The community aspect is one of the reasons I enjoy working with Moodle so much, and the 400 delegates were friendly and welcoming to all involved. One of the key takeaways on the community side was the amount of women at the conference, both as delegates and speakers. Many open source and technical communities are criticised for their lack of, or treatment of, women but the Moodle community is one that can be held up as an example of how to do it right. By my reckoning about 40% of the conference sessions were led by women, and when you look at some of the open source speaker stats on the Geek Feminism wiki, you can see how far the Moodle community is ahead of the rest of the open source world.

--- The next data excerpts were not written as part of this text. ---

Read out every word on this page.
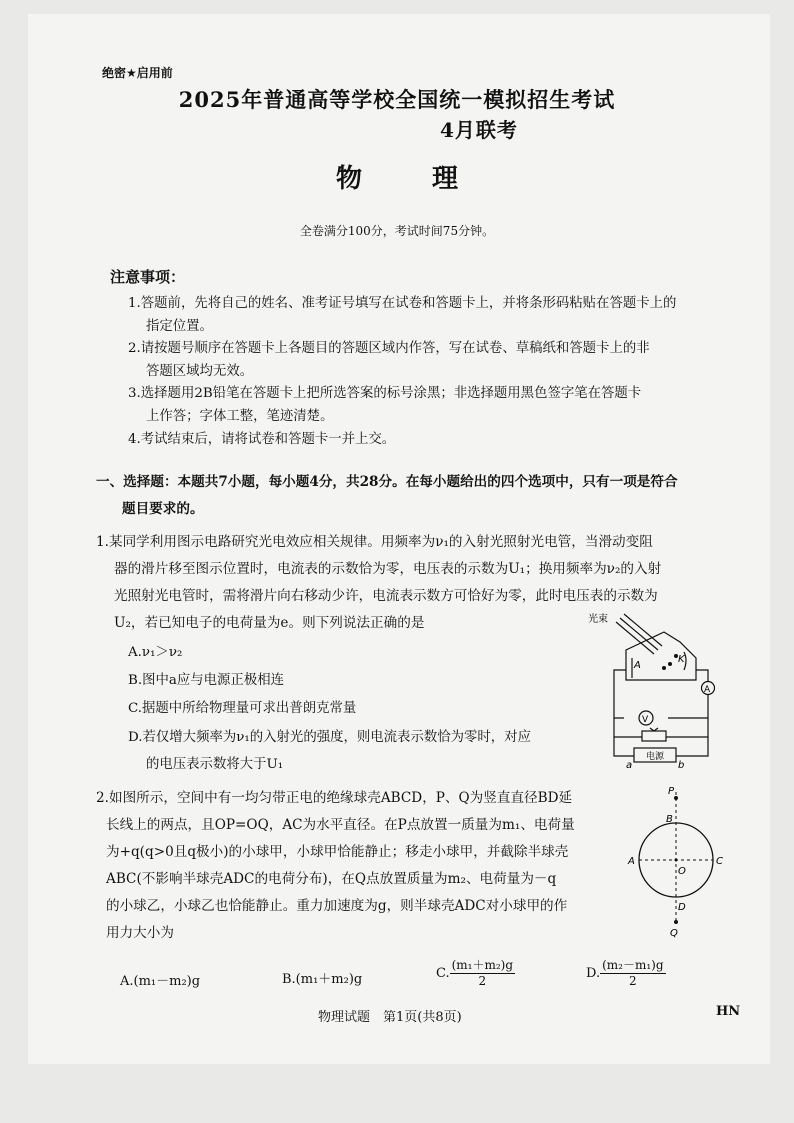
绝密★启用前
2025年普通高等学校全国统一模拟招生考试
4月联考
物	理
全卷满分100分，考试时间75分钟。
注意事项：
1.答题前，先将自己的姓名、准考证号填写在试卷和答题卡上，并将条形码粘贴在答题卡上的
指定位置。
2.请按题号顺序在答题卡上各题目的答题区域内作答，写在试卷、草稿纸和答题卡上的非
答题区域均无效。
3.选择题用2B铅笔在答题卡上把所选答案的标号涂黑；非选择题用黑色签字笔在答题卡
上作答；字体工整，笔迹清楚。
4.考试结束后，请将试卷和答题卡一并上交。
一、选择题：本题共7小题，每小题4分，共28分。在每小题给出的四个选项中，只有一项是符合
题目要求的。
1.某同学利用图示电路研究光电效应相关规律。用频率为ν₁的入射光照射光电管，当滑动变阻
器的滑片移至图示位置时，电流表的示数恰为零，电压表的示数为U₁；换用频率为ν₂的入射
光照射光电管时，需将滑片向右移动少许，电流表示数方可恰好为零，此时电压表的示数为
U₂，若已知电子的电荷量为e。则下列说法正确的是
A.ν₁＞ν₂
B.图中a应与电源正极相连
C.据题中所给物理量可求出普朗克常量
D.若仅增大频率为ν₁的入射光的强度，则电流表示数恰为零时，对应
的电压表示数将大于U₁
光束
A
K
V
A
电源
a	b
2.如图所示，空间中有一均匀带正电的绝缘球壳ABCD，P、Q为竖直直径BD延
长线上的两点，且OP=OQ，AC为水平直径。在P点放置一质量为m₁、电荷量
为+q(q>0且q极小)的小球甲，小球甲恰能静止；移走小球甲，并截除半球壳
ABC(不影响半球壳ADC的电荷分布)，在Q点放置质量为m₂、电荷量为－q
的小球乙，小球乙也恰能静止。重力加速度为g，则半球壳ADC对小球甲的作
用力大小为
A.(m₁－m₂)g	B.(m₁＋m₂)g	C. $\frac{\text{(m₁＋m₂)g}}{2}$	D. $\frac{\text{(m₂－m₁)g}}{2}$
P
B
A	C
O
D
Q
物理试题　第1页(共8页)	HN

Finally, MoodleMoot has renewed my drive and enthusiasm for all things Moodle. I attended the event with my colleague Andrew Downes. Immediately after the event, Andrew’s desire to get more involved in the Moodle community was evident as he was enthusing about how he might contribute more. This was really great to see coming from someone else, because that’s exactly what the Moot does for me too. You come away from this event with a renewed drive and more enthusiasm than ever to get even more involved. Moot is just a short, physical manifestation of the amazing thing that is the Moodle Community. Seeing the community come together, for a few days to share knowledge, generate ideas and form new connections is just awe inspiring. It’s what makes Moodle – and open source – great. Long may it continue.